Neu 1515/2Y (0,019ohm): 30V/0,019ohm=1578A
Neu 1512/1Y (0,006ohm): 30V/0,006ohm=5000A

Also explaining why you will need much better batteries with a higher C rate for a low turn motor.

Other efficiency losses do come from bearing friction, hystheresis ... all this will be part of the overall efficiency at a given load.

>My guess is that startup of a brushless motor means a high current draw to initially get moving. Once you are already moving though, it takes a fraction of the current to keep the motor going, and it also takes a fraction of the startup current to go from say 30,000 RPM to 40,000 RPM. Am I on to it or no?

Normally, with perfect grip under constant acceleration amp draw will get higher and higher while revving up. Shortly before top speed when acceleration gets slower and slower your amp draw will get less. While holding top speed you normally will need less Amps when compared to accelerating.

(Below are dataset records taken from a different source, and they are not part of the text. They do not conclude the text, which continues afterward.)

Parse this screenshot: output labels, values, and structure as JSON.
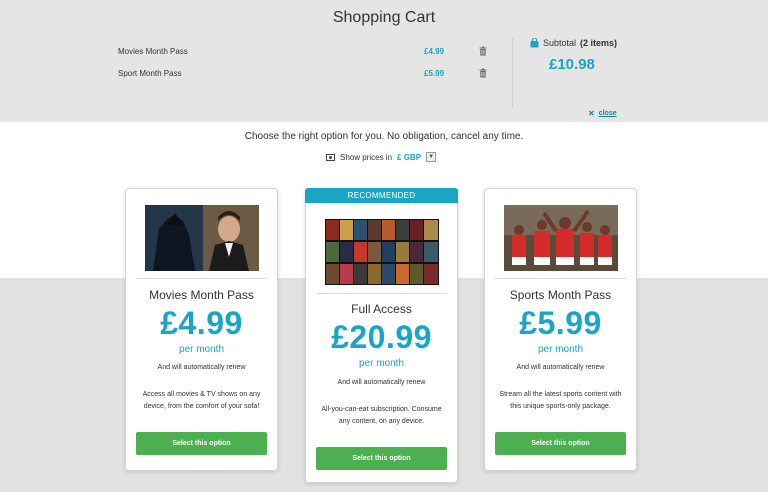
{
  "cart": {
    "title": "Shopping Cart",
    "items": [
      {
        "name": "Movies Month Pass",
        "price": "£4.99"
      },
      {
        "name": "Sport Month Pass",
        "price": "£5.99"
      }
    ],
    "subtotal_label": "Subtotal",
    "subtotal_count": "(2 items)",
    "subtotal_amount": "£10.98",
    "close_label": "close"
  },
  "offer": {
    "tagline": "Choose the right option for you. No obligation, cancel any time.",
    "prices_in_label": "Show prices in",
    "currency": "£ GBP"
  },
  "plans": [
    {
      "name": "Movies Month Pass",
      "price": "£4.99",
      "period": "per month",
      "renew": "And will automatically renew",
      "description": "Access all movies & TV shows on any device, from the comfort of your sofa!",
      "button": "Select this option"
    },
    {
      "badge": "RECOMMENDED",
      "name": "Full Access",
      "price": "£20.99",
      "period": "per month",
      "renew": "And will automatically renew",
      "description": "All-you-can-eat subscription. Consume any content, on any device.",
      "button": "Select this option"
    },
    {
      "name": "Sports Month Pass",
      "price": "£5.99",
      "period": "per month",
      "renew": "And will automatically renew",
      "description": "Stream all the latest sports content with this unique sports-only package.",
      "button": "Select this option"
    }
  ],
  "colors": {
    "accent": "#1aa5c4",
    "button": "#4caf50",
    "panel_bg": "#e5e5e5"
  },
  "icons": {
    "trash": "trash-icon",
    "bag": "shopping-bag-icon",
    "close": "close-icon",
    "money": "money-icon",
    "dropdown": "chevron-down-icon"
  }
}
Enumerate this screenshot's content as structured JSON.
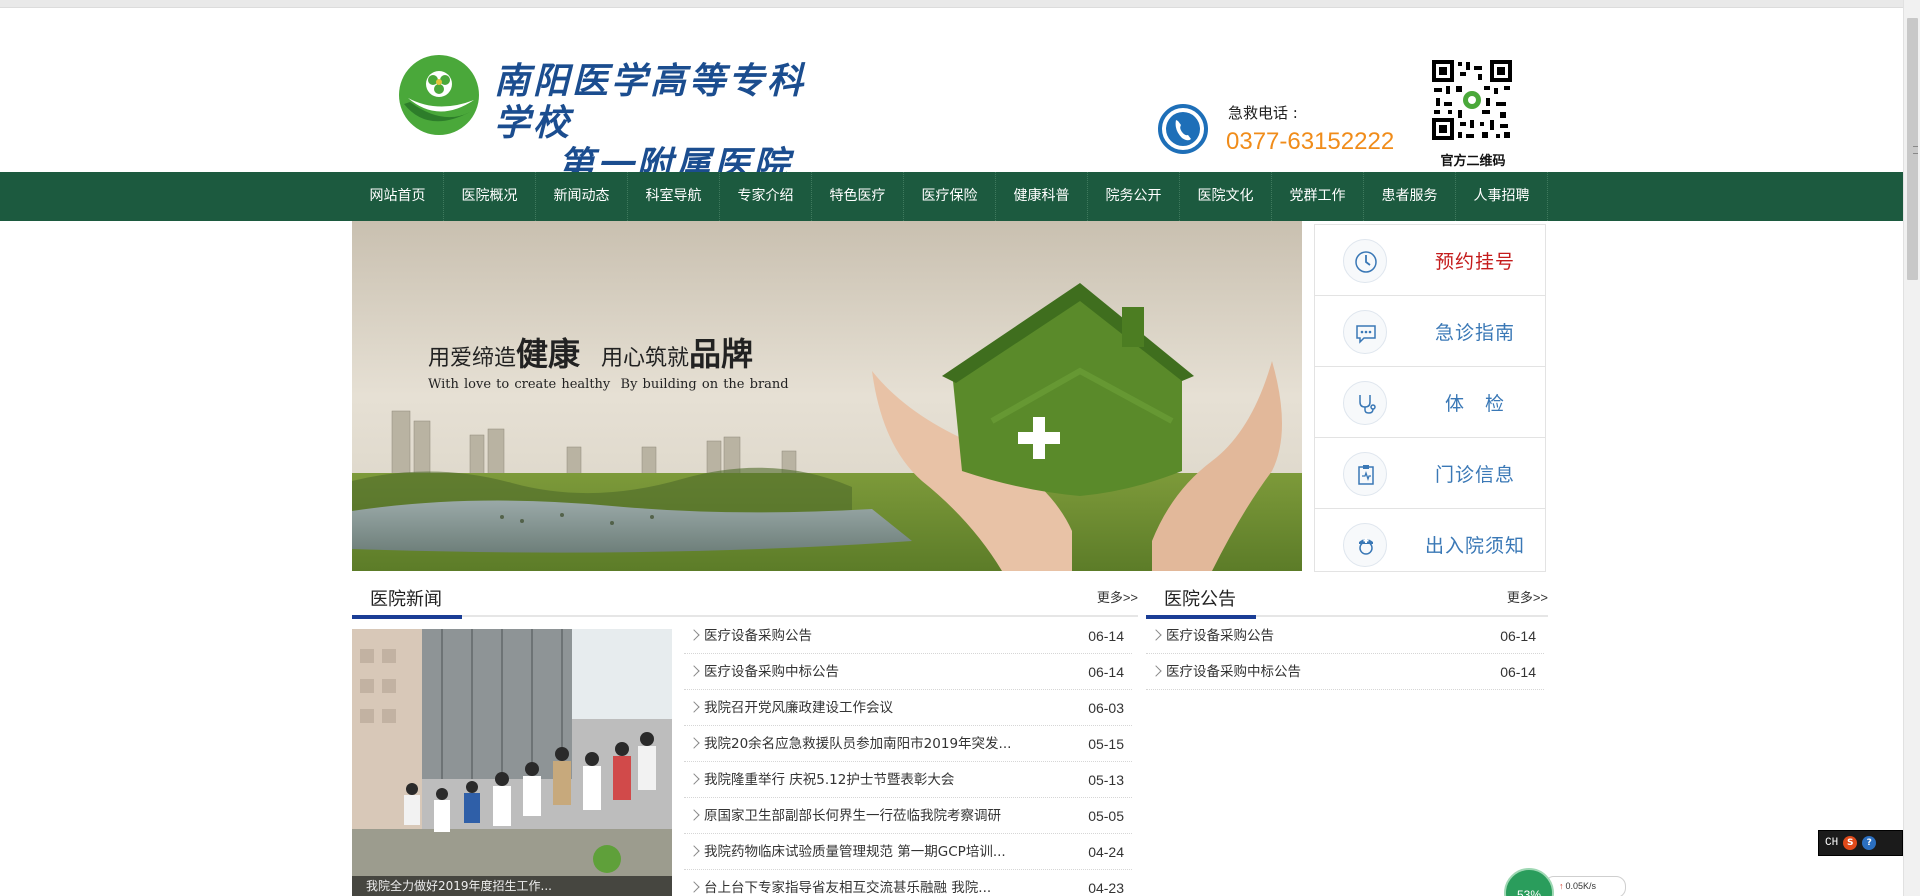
{
  "header": {
    "logo_line1": "南阳医学高等专科学校",
    "logo_line2": "第一附属医院",
    "hotline_label": "急救电话 :",
    "hotline_number": "0377-63152222",
    "qr_label": "官方二维码"
  },
  "nav": {
    "items": [
      "网站首页",
      "医院概况",
      "新闻动态",
      "科室导航",
      "专家介绍",
      "特色医疗",
      "医疗保险",
      "健康科普",
      "院务公开",
      "医院文化",
      "党群工作",
      "患者服务",
      "人事招聘"
    ]
  },
  "banner": {
    "slogan_cn_a1": "用爱缔造",
    "slogan_cn_a2": "健康",
    "slogan_cn_b1": "用心筑就",
    "slogan_cn_b2": "品牌",
    "slogan_en_a": "With love to create healthy",
    "slogan_en_b": "By building on the brand"
  },
  "quick_links": [
    {
      "label": "预约挂号",
      "icon": "clock-icon"
    },
    {
      "label": "急诊指南",
      "icon": "chat-bubble-icon"
    },
    {
      "label": "体　检",
      "icon": "stethoscope-icon"
    },
    {
      "label": "门诊信息",
      "icon": "clipboard-icon"
    },
    {
      "label": "出入院须知",
      "icon": "nurse-icon"
    }
  ],
  "news": {
    "title": "医院新闻",
    "more": "更多>>",
    "photo_caption": "我院全力做好2019年度招生工作...",
    "items": [
      {
        "title": "医疗设备采购公告",
        "date": "06-14"
      },
      {
        "title": "医疗设备采购中标公告",
        "date": "06-14"
      },
      {
        "title": "我院召开党风廉政建设工作会议",
        "date": "06-03"
      },
      {
        "title": "我院20余名应急救援队员参加南阳市2019年突发...",
        "date": "05-15"
      },
      {
        "title": "我院隆重举行 庆祝5.12护士节暨表彰大会",
        "date": "05-13"
      },
      {
        "title": "原国家卫生部副部长何界生一行莅临我院考察调研",
        "date": "05-05"
      },
      {
        "title": "我院药物临床试验质量管理规范 第一期GCP培训...",
        "date": "04-24"
      },
      {
        "title": "台上台下专家指导省友相互交流甚乐融融 我院...",
        "date": "04-23"
      }
    ]
  },
  "notices": {
    "title": "医院公告",
    "more": "更多>>",
    "items": [
      {
        "title": "医疗设备采购公告",
        "date": "06-14"
      },
      {
        "title": "医疗设备采购中标公告",
        "date": "06-14"
      }
    ]
  },
  "system": {
    "ime_label": "CH",
    "ime_s": "S",
    "ime_help": "?",
    "speed_percent": "53%",
    "speed_rate": "0.05K/s"
  },
  "colors": {
    "nav_bg": "#1c5a3f",
    "accent_blue": "#1a3d95",
    "hotline_orange": "#f08c1a",
    "quick_red": "#c41b1b",
    "quick_blue": "#3a78b6"
  }
}
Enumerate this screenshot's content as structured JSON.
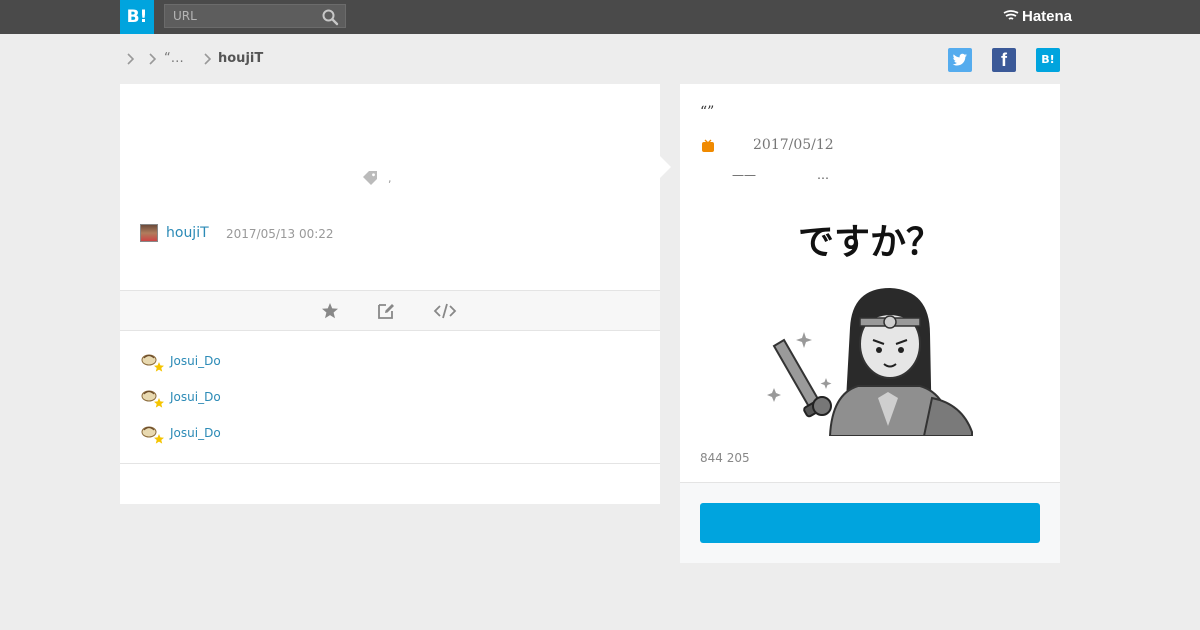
{
  "header": {
    "logo_text": "B!",
    "search_placeholder": "URL",
    "brand": "Hatena"
  },
  "breadcrumb": {
    "items": [
      "",
      "“…",
      "houjiT"
    ]
  },
  "share": {
    "twitter_icon": "twitter-icon",
    "facebook_label": "f",
    "hatebu_label": "B!"
  },
  "comment": {
    "tag_text": ",",
    "username": "houjiT",
    "datetime": "2017/05/13 00:22"
  },
  "stars": [
    {
      "name": "Josui_Do"
    },
    {
      "name": "Josui_Do"
    },
    {
      "name": "Josui_Do"
    }
  ],
  "entry": {
    "title": "“”",
    "date": "2017/05/12",
    "description": "——                …",
    "image_caption": "ですか？",
    "count": "844 205",
    "button_label": ""
  },
  "colors": {
    "brand": "#00a4de",
    "header": "#4a4a4a",
    "link": "#2b8ab6"
  }
}
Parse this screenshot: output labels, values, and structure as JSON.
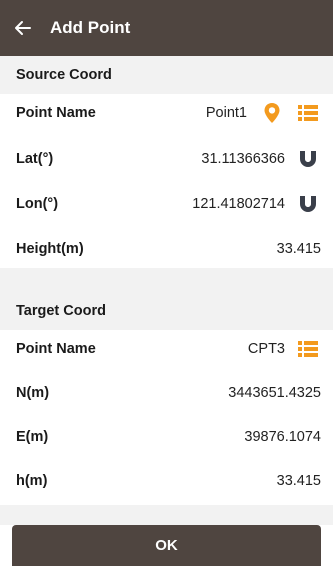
{
  "appbar": {
    "title": "Add Point",
    "back_icon": "arrow-left-icon"
  },
  "source": {
    "header": "Source Coord",
    "point_name_label": "Point Name",
    "point_name_value": "Point1",
    "lat_label": "Lat(°)",
    "lat_value": "31.11366366",
    "lon_label": "Lon(°)",
    "lon_value": "121.41802714",
    "height_label": "Height(m)",
    "height_value": "33.415"
  },
  "target": {
    "header": "Target Coord",
    "point_name_label": "Point Name",
    "point_name_value": "CPT3",
    "n_label": "N(m)",
    "n_value": "3443651.4325",
    "e_label": "E(m)",
    "e_value": "39876.1074",
    "h_label": "h(m)",
    "h_value": "33.415"
  },
  "footer": {
    "ok_label": "OK"
  },
  "colors": {
    "appbar": "#4f4540",
    "accent_orange": "#f39a1e",
    "section_bg": "#f2f2f2",
    "magnet_icon": "#3a3f4a"
  }
}
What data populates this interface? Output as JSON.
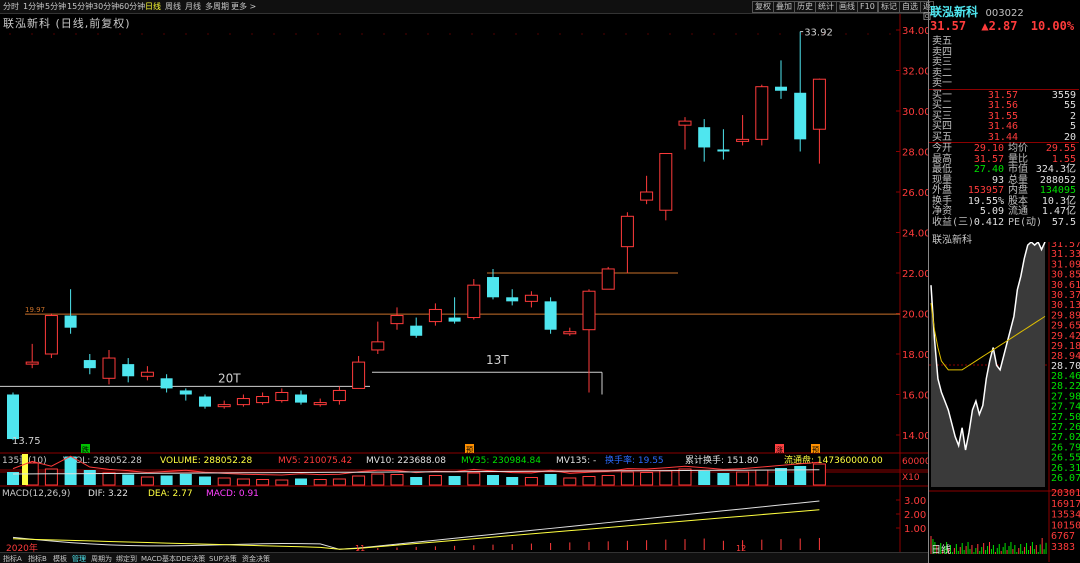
{
  "toolbar": {
    "timeframes": [
      "分时",
      "1分钟",
      "5分钟",
      "15分钟",
      "30分钟",
      "60分钟",
      "日线",
      "周线",
      "月线",
      "多周期",
      "更多 >"
    ],
    "active_timeframe": "日线",
    "right_buttons": [
      "复权",
      "叠加",
      "历史",
      "统计",
      "画线",
      "F10",
      "标记",
      "自选",
      "返回"
    ]
  },
  "chart": {
    "title": "联泓新科 (日线,前复权)",
    "price_ticks": [
      "34.00",
      "32.00",
      "30.00",
      "28.00",
      "26.00",
      "24.00",
      "22.00",
      "20.00",
      "18.00",
      "16.00",
      "14.00"
    ],
    "high_label": "33.92",
    "low_label": "13.75",
    "level_label": "19.97",
    "annotation_20t": "20T",
    "annotation_13t": "13T",
    "markers": [
      "跌",
      "预",
      "涨",
      "预"
    ],
    "volume_header": {
      "name": "135量(10)",
      "vvol": "VVOL: 288052.28",
      "volume": "VOLUME: 288052.28",
      "mv5": "MV5: 210075.42",
      "mv10": "MV10: 223688.08",
      "mv35": "MV35: 230984.84",
      "mv135": "MV135: -",
      "turnover": "换手率: 19.55",
      "cum_turnover": "累计换手: 151.80",
      "float": "流通盘: 147360000.00"
    },
    "volume_ticks": [
      "60000",
      "X10"
    ],
    "macd_header": {
      "name": "MACD(12,26,9)",
      "dif": "DIF: 3.22",
      "dea": "DEA: 2.77",
      "macd": "MACD: 0.91"
    },
    "macd_ticks": [
      "3.00",
      "2.00",
      "1.00"
    ],
    "year_label": "2020年",
    "month_labels": [
      "11",
      "12"
    ]
  },
  "candles": [
    {
      "o": 16.0,
      "c": 13.8,
      "h": 16.1,
      "l": 13.75
    },
    {
      "o": 17.5,
      "c": 17.6,
      "h": 18.5,
      "l": 17.3
    },
    {
      "o": 18.0,
      "c": 19.9,
      "h": 20.0,
      "l": 17.8
    },
    {
      "o": 19.9,
      "c": 19.3,
      "h": 21.2,
      "l": 19.0
    },
    {
      "o": 17.7,
      "c": 17.3,
      "h": 18.0,
      "l": 17.0
    },
    {
      "o": 16.8,
      "c": 17.8,
      "h": 18.2,
      "l": 16.5
    },
    {
      "o": 17.5,
      "c": 16.9,
      "h": 17.8,
      "l": 16.6
    },
    {
      "o": 16.9,
      "c": 17.1,
      "h": 17.4,
      "l": 16.7
    },
    {
      "o": 16.8,
      "c": 16.3,
      "h": 17.0,
      "l": 16.1
    },
    {
      "o": 16.2,
      "c": 16.0,
      "h": 16.3,
      "l": 15.7
    },
    {
      "o": 15.9,
      "c": 15.4,
      "h": 16.0,
      "l": 15.3
    },
    {
      "o": 15.4,
      "c": 15.5,
      "h": 15.7,
      "l": 15.3
    },
    {
      "o": 15.5,
      "c": 15.8,
      "h": 16.0,
      "l": 15.4
    },
    {
      "o": 15.6,
      "c": 15.9,
      "h": 16.1,
      "l": 15.5
    },
    {
      "o": 15.7,
      "c": 16.1,
      "h": 16.3,
      "l": 15.6
    },
    {
      "o": 16.0,
      "c": 15.6,
      "h": 16.2,
      "l": 15.5
    },
    {
      "o": 15.5,
      "c": 15.6,
      "h": 15.8,
      "l": 15.4
    },
    {
      "o": 15.7,
      "c": 16.2,
      "h": 16.4,
      "l": 15.5
    },
    {
      "o": 16.3,
      "c": 17.6,
      "h": 17.9,
      "l": 16.3
    },
    {
      "o": 18.2,
      "c": 18.6,
      "h": 19.6,
      "l": 18.0
    },
    {
      "o": 19.5,
      "c": 19.9,
      "h": 20.3,
      "l": 19.2
    },
    {
      "o": 19.4,
      "c": 18.9,
      "h": 19.8,
      "l": 18.8
    },
    {
      "o": 19.6,
      "c": 20.2,
      "h": 20.5,
      "l": 19.4
    },
    {
      "o": 19.8,
      "c": 19.6,
      "h": 20.8,
      "l": 19.5
    },
    {
      "o": 19.8,
      "c": 21.4,
      "h": 21.7,
      "l": 19.7
    },
    {
      "o": 21.8,
      "c": 20.8,
      "h": 22.2,
      "l": 20.7
    },
    {
      "o": 20.8,
      "c": 20.6,
      "h": 21.2,
      "l": 20.4
    },
    {
      "o": 20.6,
      "c": 20.9,
      "h": 21.1,
      "l": 20.3
    },
    {
      "o": 20.6,
      "c": 19.2,
      "h": 20.8,
      "l": 19.0
    },
    {
      "o": 19.0,
      "c": 19.1,
      "h": 19.3,
      "l": 18.9
    },
    {
      "o": 19.2,
      "c": 21.1,
      "h": 21.2,
      "l": 16.1
    },
    {
      "o": 21.2,
      "c": 22.2,
      "h": 22.3,
      "l": 21.2
    },
    {
      "o": 23.3,
      "c": 24.8,
      "h": 25.0,
      "l": 22.0
    },
    {
      "o": 25.6,
      "c": 26.0,
      "h": 26.8,
      "l": 25.4
    },
    {
      "o": 25.1,
      "c": 27.9,
      "h": 27.9,
      "l": 24.6
    },
    {
      "o": 29.3,
      "c": 29.5,
      "h": 29.7,
      "l": 28.1
    },
    {
      "o": 29.2,
      "c": 28.2,
      "h": 29.6,
      "l": 27.5
    },
    {
      "o": 28.1,
      "c": 28.0,
      "h": 29.1,
      "l": 27.6
    },
    {
      "o": 28.5,
      "c": 28.6,
      "h": 29.8,
      "l": 28.3
    },
    {
      "o": 28.6,
      "c": 31.2,
      "h": 31.3,
      "l": 28.3
    },
    {
      "o": 31.2,
      "c": 31.0,
      "h": 32.5,
      "l": 30.6
    },
    {
      "o": 30.9,
      "c": 28.6,
      "h": 33.92,
      "l": 28.0
    },
    {
      "o": 29.1,
      "c": 31.57,
      "h": 31.6,
      "l": 27.4
    }
  ],
  "volumes": [
    130,
    220,
    160,
    285,
    150,
    120,
    105,
    80,
    95,
    110,
    85,
    70,
    60,
    55,
    50,
    65,
    55,
    60,
    90,
    110,
    105,
    80,
    95,
    90,
    120,
    100,
    80,
    75,
    110,
    70,
    85,
    95,
    130,
    125,
    140,
    160,
    140,
    120,
    130,
    150,
    170,
    190,
    210
  ],
  "right_panel": {
    "stock_name": "联泓新科",
    "stock_code": "003022",
    "price": "31.57",
    "change": "▲2.87",
    "change_pct": "10.00%",
    "asks": [
      {
        "label": "卖五",
        "price": "",
        "vol": ""
      },
      {
        "label": "卖四",
        "price": "",
        "vol": ""
      },
      {
        "label": "卖三",
        "price": "",
        "vol": ""
      },
      {
        "label": "卖二",
        "price": "",
        "vol": ""
      },
      {
        "label": "卖一",
        "price": "",
        "vol": ""
      }
    ],
    "bids": [
      {
        "label": "买一",
        "price": "31.57",
        "vol": "3559"
      },
      {
        "label": "买二",
        "price": "31.56",
        "vol": "55"
      },
      {
        "label": "买三",
        "price": "31.55",
        "vol": "2"
      },
      {
        "label": "买四",
        "price": "31.46",
        "vol": "5"
      },
      {
        "label": "买五",
        "price": "31.44",
        "vol": "20"
      }
    ],
    "stats": [
      {
        "k1": "今开",
        "v1": "29.10",
        "k2": "均价",
        "v2": "29.55",
        "c1": "red",
        "c2": "red"
      },
      {
        "k1": "最高",
        "v1": "31.57",
        "k2": "量比",
        "v2": "1.55",
        "c1": "red",
        "c2": "red"
      },
      {
        "k1": "最低",
        "v1": "27.40",
        "k2": "市值",
        "v2": "324.3亿",
        "c1": "green",
        "c2": "white"
      },
      {
        "k1": "现量",
        "v1": "93",
        "k2": "总量",
        "v2": "288052",
        "c1": "white",
        "c2": "white"
      },
      {
        "k1": "外盘",
        "v1": "153957",
        "k2": "内盘",
        "v2": "134095",
        "c1": "red",
        "c2": "green"
      },
      {
        "k1": "换手",
        "v1": "19.55%",
        "k2": "股本",
        "v2": "10.3亿",
        "c1": "white",
        "c2": "white"
      },
      {
        "k1": "净资",
        "v1": "5.09",
        "k2": "流通",
        "v2": "1.47亿",
        "c1": "white",
        "c2": "white"
      },
      {
        "k1": "收益(三)",
        "v1": "0.412",
        "k2": "PE(动)",
        "v2": "57.5",
        "c1": "white",
        "c2": "white"
      }
    ],
    "mini_title": "联泓新科",
    "mini_ticks_red": [
      "31.57",
      "31.33",
      "31.09",
      "30.85",
      "30.61",
      "30.37",
      "30.13",
      "29.89",
      "29.65",
      "29.42",
      "29.18",
      "28.94"
    ],
    "mini_ticks_mid": "28.70",
    "mini_ticks_green": [
      "28.46",
      "28.22",
      "27.98",
      "27.74",
      "27.50",
      "27.26",
      "27.02",
      "26.79",
      "26.55",
      "26.31",
      "26.07"
    ],
    "mini_vol_ticks": [
      "20301",
      "16917",
      "13534",
      "10150",
      "6767",
      "3383"
    ],
    "mini_footer": "日线"
  },
  "bottom_tabs": [
    "指标A",
    "指标B",
    "模板",
    "管理",
    "周期为",
    "绑定到",
    "MACD基本",
    "DDE决策",
    "SUP决策",
    "资金决策"
  ],
  "active_bottom_tab": "管理"
}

Ah.. Thanks for shedding some light on that.

[GriffinRU]

Inductive losses would be load and RPM dependent. (Core properties, windings. PWM...)
And not to forget about inertia and rotor weight.
All the rest is very simple to calculate.

[zeropointbug]

One of many things that can be said about the Neu motors, is that they do not suffer from no/low load efficiency losses. You can rev the thing for hours with no load and it won't get hot. A feigao will literally get hot within seconds.